BBC reported earlier this week that the migrant camp in Lesbos, Greece, is finding alarming rates of children self-injuring and attempting suicide. The Moria camp holds around 7000 children in overcrowded facilities.
The detention of migrant and refugee children is a widespread issue globally. Over the past year, it is estimated almost 70,000 migrant children have been held in U.S. government custody.
Australia reportedly held 119 children on offshore immigration detention on Nauru in August 2018. 46 children were born in indefinite detention on Nauru since 2012. Children as young as 8 had been reported as displaying suicidal behavour. Reports of children on hunger strikes, as well as widespread abuse of children in immigration detention were rampant.
By February 2019, all children held in Australia’s offshore immigration detention on Nauru had been moved out.
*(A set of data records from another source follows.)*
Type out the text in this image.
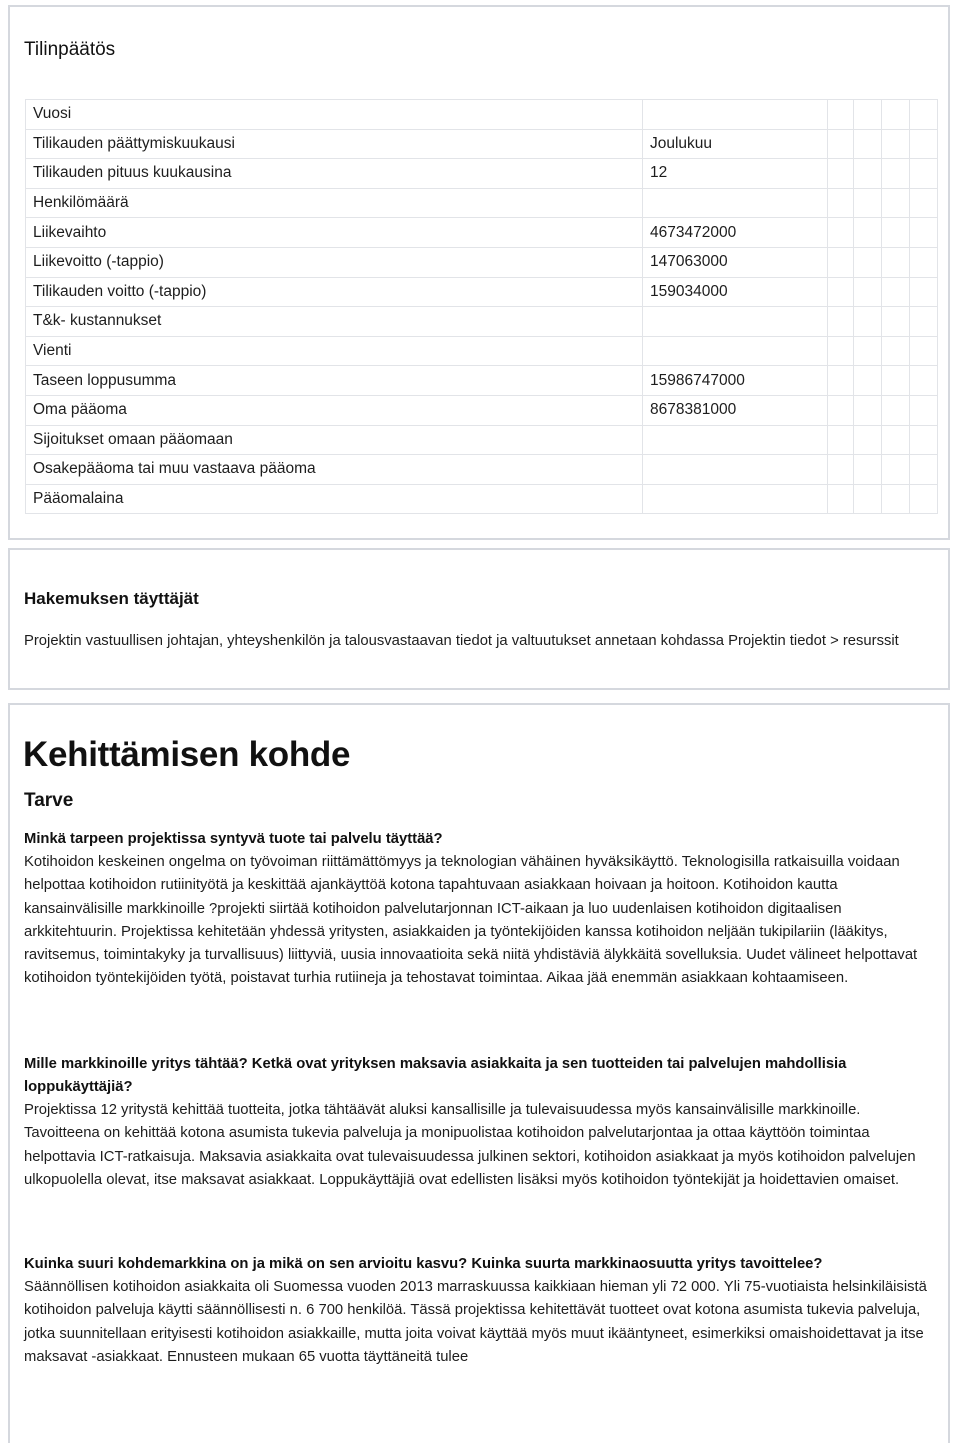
Tilinpäätös
Vuosi					
Tilikauden päättymiskuukausi	Joulukuu				
Tilikauden pituus kuukausina	12				
Henkilömäärä					
Liikevaihto	4673472000				
Liikevoitto (-tappio)	147063000				
Tilikauden voitto (-tappio)	159034000				
T&k- kustannukset					
Vienti					
Taseen loppusumma	15986747000				
Oma pääoma	8678381000				
Sijoitukset omaan pääomaan					
Osakepääoma tai muu vastaava pääoma					
Pääomalaina					
Hakemuksen täyttäjät

Projektin vastuullisen johtajan, yhteyshenkilön ja talousvastaavan tiedot ja valtuutukset annetaan kohdassa Projektin tiedot > resurssit

Kehittämisen kohde
Tarve

Minkä tarpeen projektissa syntyvä tuote tai palvelu täyttää?

Kotihoidon keskeinen ongelma on työvoiman riittämättömyys ja teknologian vähäinen hyväksikäyttö. Teknologisilla ratkaisuilla voidaan helpottaa kotihoidon rutiinityötä ja keskittää ajankäyttöä kotona tapahtuvaan asiakkaan hoivaan ja hoitoon. Kotihoidon kautta kansainvälisille markkinoille ?projekti siirtää kotihoidon palvelutarjonnan ICT-aikaan ja luo uudenlaisen kotihoidon digitaalisen arkkitehtuurin. Projektissa kehitetään yhdessä yritysten, asiakkaiden ja työntekijöiden kanssa kotihoidon neljään tukipilariin (lääkitys, ravitsemus, toimintakyky ja turvallisuus) liittyviä, uusia innovaatioita sekä niitä yhdistäviä älykkäitä sovelluksia. Uudet välineet helpottavat kotihoidon työntekijöiden työtä, poistavat turhia rutiineja ja tehostavat toimintaa. Aikaa jää enemmän asiakkaan kohtaamiseen.

Mille markkinoille yritys tähtää? Ketkä ovat yrityksen maksavia asiakkaita ja sen tuotteiden tai palvelujen mahdollisia loppukäyttäjiä?

Projektissa 12 yritystä kehittää tuotteita, jotka tähtäävät aluksi kansallisille ja tulevaisuudessa myös kansainvälisille markkinoille. Tavoitteena on kehittää kotona asumista tukevia palveluja ja monipuolistaa kotihoidon palvelutarjontaa ja ottaa käyttöön toimintaa helpottavia ICT-ratkaisuja. Maksavia asiakkaita ovat tulevaisuudessa julkinen sektori, kotihoidon asiakkaat ja myös kotihoidon palvelujen ulkopuolella olevat, itse maksavat asiakkaat. Loppukäyttäjiä ovat edellisten lisäksi myös kotihoidon työntekijät ja hoidettavien omaiset.

Kuinka suuri kohdemarkkina on ja mikä on sen arvioitu kasvu? Kuinka suurta markkinaosuutta yritys tavoittelee?

Säännöllisen kotihoidon asiakkaita oli Suomessa vuoden 2013 marraskuussa kaikkiaan hieman yli 72 000. Yli 75-vuotiaista helsinkiläisistä kotihoidon palveluja käytti säännöllisesti n. 6 700 henkilöä. Tässä projektissa kehitettävät tuotteet ovat kotona asumista tukevia palveluja, jotka suunnitellaan erityisesti kotihoidon asiakkaille, mutta joita voivat käyttää myös muut ikääntyneet, esimerkiksi omaishoidettavat ja itse maksavat -asiakkaat. Ennusteen mukaan 65 vuotta täyttäneitä tulee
However, reports show that in January of 2019, a total of 9,312 children had been held in Australia’s onshore detention facilities, which have been described as prison-like.
Article 27 of the United Nations Convention of the Rights of the Child states that children have the right to “a standard of living adequate for the child’s physical, mental, spiritual, moral and social development”. It has been found that any period of detention can inflict psychological trauma on children.
The trauma experienced by asylum seeker children are well documented. In 2017, Sweden was documenting cases of ‘resignation syndrome’, in which the impacts of extreme trauma can cause children to withdraw and in some extreme cases, stop eating and speaking.